L’Histoire des Singes prenait un cours semblable à celui des humains, mis à part des différences esthétiques. Nouvelles croyances, nouveaux pays, nouveaux régimes, nouveaux conflits. Les disputes devinrent des bagarres, les bagarres des batailles.

Tous les travers qu’il avait déjà vécu se rejouait devant lui, les mêmes monstres sadiques, la même apathie criminelle. Mille cinq ans plus tard, le Potisme avait disparu, et ne perdurait que par bribes dans l’inconscient collectif et dans certaines doctrines sociales. Dix mille ans à peine après son apparition, la civilisation anthropoïdes se vautrait dans la décadence, le matérialisme et la régression mentale.

Sa disparition fut très étrange. Soudain, sans avertissement, sans explication, tous les Singes et tous les humains disparurent. Il ne restait plus que les autres animaux, et Jean, qui attendait toujours.

Lentement, au fil des reproductions, une étrange mutation s’opéra chez les mammifères. D’abord, leurs tailles varièrent, s’harmonisèrent. Les rongeurs grossirent, les pachydermes rétrécirent. Quand toutes les espèces eurent atteint un gabarit équivalent, elles commencèrent à se dresser sur leurs pattes arrière. Les extrémités de leurs pattes avant se transformèrent en mains, une conscience, un langage articulé apparut, et en quelques siècles, elles étaient toutes devenues anthropomorphes, comme les divinités de l’ancienne Égypte. Les oiseaux, les reptiles et les poissons se raréfièrent. Des clans se formèrent, par ordre, par race. Les carnivores continuaient la prédation sur les herbivores et les omnivores, et ces derniers se défendaient en se retranchant dans des fortifications, créant des armes pour faire face. Esclavage, massacre, viol et cannibalisme étaient la norme, les prunelles de Jean rougissaient devant ces visions. Ce dernier se tenant le plus loin possible de ce qui lui semblait une abomination, avait retenu la leçon de l’époque des Singes.

Cette civilisation bizarre, où les « Serats » (c’est le nom qu’ils se donnaient) à la fraternité impossible à cause des différences de systèmes digestifs, connue une longue, très longue période d’obscurité. Parmi les belligérants remarquables, les Rats créèrent une société féodale mêlant chevaliers en armure et électricité.
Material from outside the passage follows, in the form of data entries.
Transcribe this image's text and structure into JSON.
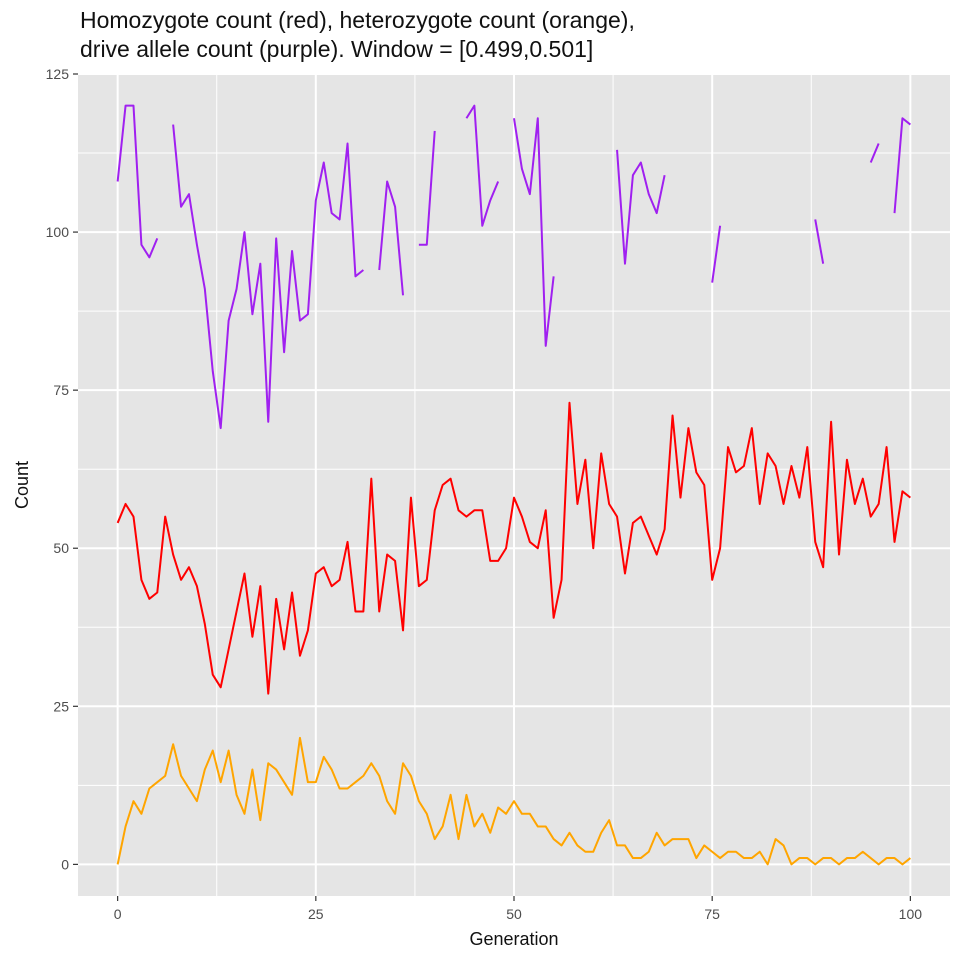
{
  "chart_data": {
    "type": "line",
    "title_lines": [
      "Homozygote count (red), heterozygote count (orange),",
      "drive allele count (purple). Window = [0.499,0.501]"
    ],
    "xlabel": "Generation",
    "ylabel": "Count",
    "xlim": [
      -5,
      105
    ],
    "ylim": [
      -5,
      125
    ],
    "x_ticks": [
      0,
      25,
      50,
      75,
      100
    ],
    "y_ticks": [
      0,
      25,
      50,
      75,
      100,
      125
    ],
    "grid": true,
    "legend": "none",
    "colors": {
      "panel": "#e5e5e5",
      "grid_major": "#ffffff",
      "homozygote": "#ff0000",
      "heterozygote": "#ffa500",
      "drive": "#a020f0"
    },
    "series": [
      {
        "color_key": "drive",
        "values": [
          108,
          120,
          120,
          98,
          96,
          99,
          null,
          117,
          104,
          106,
          98,
          91,
          78,
          69,
          86,
          91,
          100,
          87,
          95,
          70,
          99,
          81,
          97,
          86,
          87,
          105,
          111,
          103,
          102,
          114,
          93,
          94,
          null,
          94,
          108,
          104,
          90,
          null,
          98,
          98,
          116,
          null,
          null,
          null,
          118,
          120,
          101,
          105,
          108,
          null,
          118,
          110,
          106,
          118,
          82,
          93,
          null,
          null,
          null,
          null,
          null,
          null,
          null,
          113,
          95,
          109,
          111,
          106,
          103,
          109,
          null,
          null,
          null,
          null,
          null,
          92,
          101,
          null,
          null,
          null,
          null,
          null,
          null,
          null,
          null,
          null,
          null,
          null,
          102,
          95,
          null,
          null,
          null,
          null,
          null,
          111,
          114,
          null,
          103,
          118,
          117
        ]
      },
      {
        "color_key": "homozygote",
        "values": [
          54,
          57,
          55,
          45,
          42,
          43,
          55,
          49,
          45,
          47,
          44,
          38,
          30,
          28,
          34,
          40,
          46,
          36,
          44,
          27,
          42,
          34,
          43,
          33,
          37,
          46,
          47,
          44,
          45,
          51,
          40,
          40,
          61,
          40,
          49,
          48,
          37,
          58,
          44,
          45,
          56,
          60,
          61,
          56,
          55,
          56,
          56,
          48,
          48,
          50,
          58,
          55,
          51,
          50,
          56,
          39,
          45,
          73,
          57,
          64,
          50,
          65,
          57,
          55,
          46,
          54,
          55,
          52,
          49,
          53,
          71,
          58,
          69,
          62,
          60,
          45,
          50,
          66,
          62,
          63,
          69,
          57,
          65,
          63,
          57,
          63,
          58,
          66,
          51,
          47,
          70,
          49,
          64,
          57,
          61,
          55,
          57,
          66,
          51,
          59,
          58
        ]
      },
      {
        "color_key": "heterozygote",
        "values": [
          0,
          6,
          10,
          8,
          12,
          13,
          14,
          19,
          14,
          12,
          10,
          15,
          18,
          13,
          18,
          11,
          8,
          15,
          7,
          16,
          15,
          13,
          11,
          20,
          13,
          13,
          17,
          15,
          12,
          12,
          13,
          14,
          16,
          14,
          10,
          8,
          16,
          14,
          10,
          8,
          4,
          6,
          11,
          4,
          11,
          6,
          8,
          5,
          9,
          8,
          10,
          8,
          8,
          6,
          6,
          4,
          3,
          5,
          3,
          2,
          2,
          5,
          7,
          3,
          3,
          1,
          1,
          2,
          5,
          3,
          4,
          4,
          4,
          1,
          3,
          2,
          1,
          2,
          2,
          1,
          1,
          2,
          0,
          4,
          3,
          0,
          1,
          1,
          0,
          1,
          1,
          0,
          1,
          1,
          2,
          1,
          0,
          1,
          1,
          0,
          1
        ]
      }
    ]
  }
}
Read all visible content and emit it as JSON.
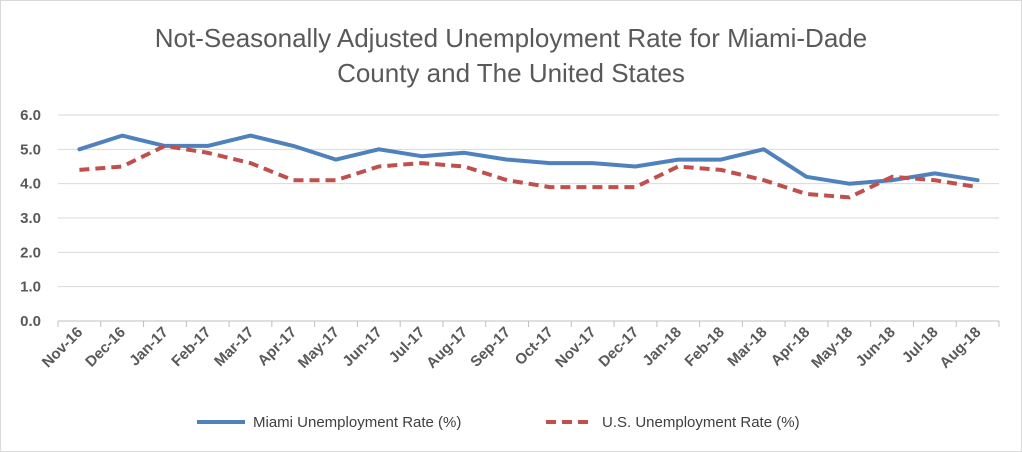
{
  "chart_data": {
    "type": "line",
    "title": "Not-Seasonally Adjusted Unemployment Rate for Miami-Dade County and The United States",
    "title_lines": [
      "Not-Seasonally Adjusted Unemployment Rate for Miami-Dade",
      "County and The United States"
    ],
    "xlabel": "",
    "ylabel": "",
    "ylim": [
      0,
      6
    ],
    "yticks": [
      "0.0",
      "1.0",
      "2.0",
      "3.0",
      "4.0",
      "5.0",
      "6.0"
    ],
    "grid": true,
    "legend_position": "bottom",
    "categories": [
      "Nov-16",
      "Dec-16",
      "Jan-17",
      "Feb-17",
      "Mar-17",
      "Apr-17",
      "May-17",
      "Jun-17",
      "Jul-17",
      "Aug-17",
      "Sep-17",
      "Oct-17",
      "Nov-17",
      "Dec-17",
      "Jan-18",
      "Feb-18",
      "Mar-18",
      "Apr-18",
      "May-18",
      "Jun-18",
      "Jul-18",
      "Aug-18"
    ],
    "series": [
      {
        "name": "Miami Unemployment Rate (%)",
        "color": "#4f81bd",
        "style": "solid",
        "values": [
          5.0,
          5.4,
          5.1,
          5.1,
          5.4,
          5.1,
          4.7,
          5.0,
          4.8,
          4.9,
          4.7,
          4.6,
          4.6,
          4.5,
          4.7,
          4.7,
          5.0,
          4.2,
          4.0,
          4.1,
          4.3,
          4.1
        ]
      },
      {
        "name": "U.S. Unemployment Rate (%)",
        "color": "#c0504d",
        "style": "dashed",
        "values": [
          4.4,
          4.5,
          5.1,
          4.9,
          4.6,
          4.1,
          4.1,
          4.5,
          4.6,
          4.5,
          4.1,
          3.9,
          3.9,
          3.9,
          4.5,
          4.4,
          4.1,
          3.7,
          3.6,
          4.2,
          4.1,
          3.9
        ]
      }
    ]
  }
}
Ils furent les antagonistes les plus sérieux de la menace carnivore, représentée par les Loups. La majorité des herbivores, au contraire, pastoraux et nomades, connurent les persécutions et les camps-abattoirs.

Puis, au bout de dix milles années, un scientifique Rat parvînt à mettre au point un système de fabrication de viande artificielle. Les carnivores n’avaient plus besoin de tuer. Une trêve s’instaura, et une cohabitation pacifique s’installa entre les différentes espèces. L’accalmie n’était qu’une façade. Si désormais, il était absolument proscrit de tuer pour manger son prochain, les haines raciales perduraient, les ghettos bourgeonnaient et s’épanouissaient en grands pétales dans les villes, les races ne se mélangeaient pas, les relations sexuelles entre espèces représentait l’ultime tabou.

Après avoir atteint à toute vitesse l’âge de l’hyper-communication, le monde des Serats se mit à patiner. Pendant plus de dix siècles, cinéma, musique, jeux vidéo, télévision exécutèrent une sorte de pédalage sur place, il y avait sans cesse des nouveautés, mais qui ne changeait pas grand-chose. En fait les choses ne changeaient pas, alors on changeait les mots, et ils construisaient des cathédrales de bruit pour épileptiques ahuris.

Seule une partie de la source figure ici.